Other cities have been honoring their slain officers by renaming streets after them for years, the museum's director wrote in the proposal to city leaders.
"We travel along interstates and see sections named for troopers killed. Every fallen officer in Phoenix and some other cities are honored by a marker at the spot at which they fell. Locally, Hamilton County is posting memorials at the sites of deaths of deputies," retired Cincinnati Police Lt. Steve Kramer wrote July 19 in a letter to Mayor Cranley that was copied to Council.
"Lawrenceburg, Covington, Newport, and other surrounding cities have named streets or erected memorials to their fallen officers. Fairfield even named a large park in honor of Cincinnati Police Officer Clifford George, shot to death in 1987," his letter states.
"City Council renamed a historic street for a boy who watched a fight and was accidentally shot and killed. We have streets named for people who did nothing whatsoever for Cincinnati.
"Some were great athletes," he wrote. "Some were the first to do something or the first to be something, but not necessarily anything great or for Cincinnati. Some never even lived in Cincinnati. One is named for a man who was practically given southwest Ohio and became rich by selling it to others.
"Others are named for people who personally became rich and shared none – or little – or more than a little. Some, like Buddy LaRosa and Ruth Lyons, gave a lot back, along with a lot of their time.
"We are asking that you honor those that GAVE ALL to their community!"
The proposal would go through Council's Law & Public Safety Committee for review. If the committee is in favor, the plan would go onto the entire Council for final vote.
FOX19 NOW reached out Saturday to Council Members and the mayor.
Councilman Wendell Young said he agrees the city should honor its fallen officers.
He said he would be in favor of renaming only the portion of Ezzard Charles Drive in front of District 1 and the Police Memorial, however, not the entire street.
The city named the street for Ezzard Charles, a heavyweight world championship boxer who grew there, back in the 1970s.
"I would not want to take away anything from Ezzard Charles," Young said.
Vice Mayor David Mann said he would support renaming streets secondary, or honorary, not permanently.
Councilwoman Yvette Simpson fully supports honoring fallen officers and has reached out to museum organizers to work with them on the proposal, according to her spokeswoman, Andrea Carter. She said Simpson was not available Saturday due to a family emergency.
So far this year, city leaders have renamed streets for business entrepreneur and philanthropist Buddy LaRosa and Jim Obergefell and his late husband, John Arthur. Obergelfell was the lead plaintiff in the Supreme Court case that declared same-sex marriage legal across the U.S.

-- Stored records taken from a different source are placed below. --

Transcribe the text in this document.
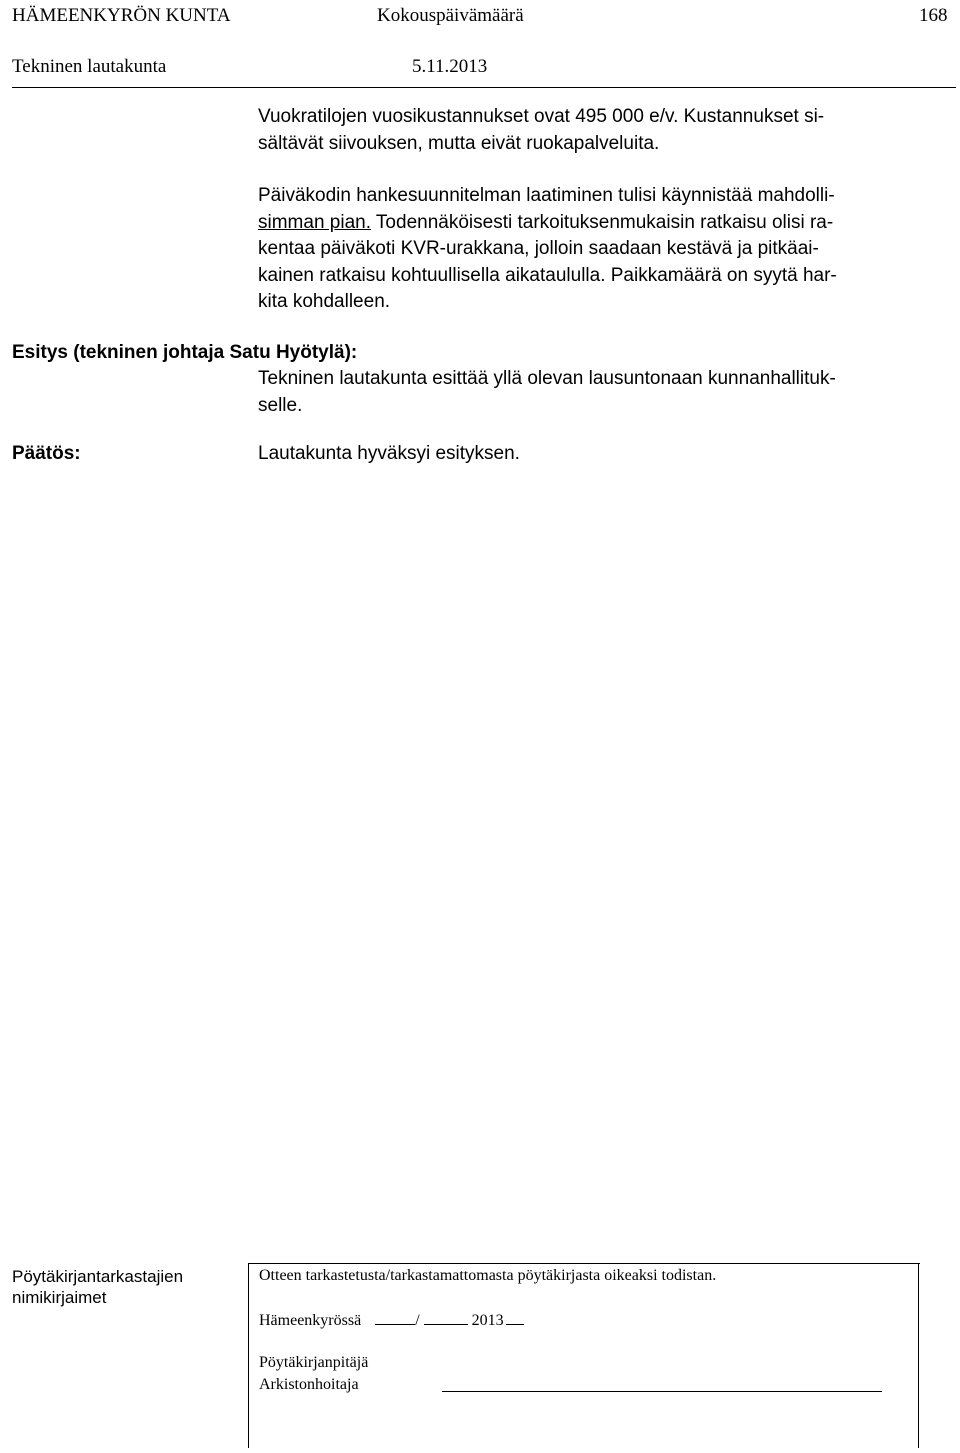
HÄMEENKYRÖN KUNTA	Kokouspäivämäärä	168
Tekninen lautakunta	5.11.2013
Vuokratilojen vuosikustannukset ovat 495 000 e/v. Kustannukset si-
sältävät siivouksen, mutta eivät ruokapalveluita.
Päiväkodin hankesuunnitelman laatiminen tulisi käynnistää mahdolli-
simman pian. Todennäköisesti tarkoituksenmukaisin ratkaisu olisi ra-
kentaa päiväkoti KVR-urakkana, jolloin saadaan kestävä ja pitkäai-
kainen ratkaisu kohtuullisella aikataululla. Paikkamäärä on syytä har-
kita kohdalleen.
Esitys (tekninen johtaja Satu Hyötylä):
Tekninen lautakunta esittää yllä olevan lausuntonaan kunnanhallituk-
selle.
Päätös:	Lautakunta hyväksyi esityksen.
Pöytäkirjantarkastajien
nimikirjaimet
Otteen tarkastetusta/tarkastamattomasta pöytäkirjasta oikeaksi todistan.
Hämeenkyrössä	/	2013
Pöytäkirjanpitäjä
Arkistonhoitaja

Those renamings are secondary, Mann said.
After Cincinnati Firefighter Darryl Gordon died in a Madisonville apartment fire in March 2015 and Cincinnati Police Officer Sonny Kim was gunned down, also in Madisonville, City Council signed off on a motion to rename East Hyde Park Commons in honor of the men.
Symmes Township officials also have renamed a private street going into their Home of the Brave Park "Sonny Kim Drive."
But requests to rename Cincinnati's streets for fallen officers dating back more than 60 years to 1955 have been repeatedly denied by city leaders, Kramer's letter shows.
The refusals continued even after the Fraternal Order of Police built a large police memorial across from Cincinnati Police District 1 headquarters on Ezzard Charles Drive, he said.
"These are men and a woman who the citizens of Cincinnati have delegated their responsibility to safeguard their three greatest God-given rights of life, liberty, and the pursuit of happiness, and then died while performing honorably in that task," Kramer wrote, later adding:
"Not one of these have been honored with the renaming of so much as a trash alley."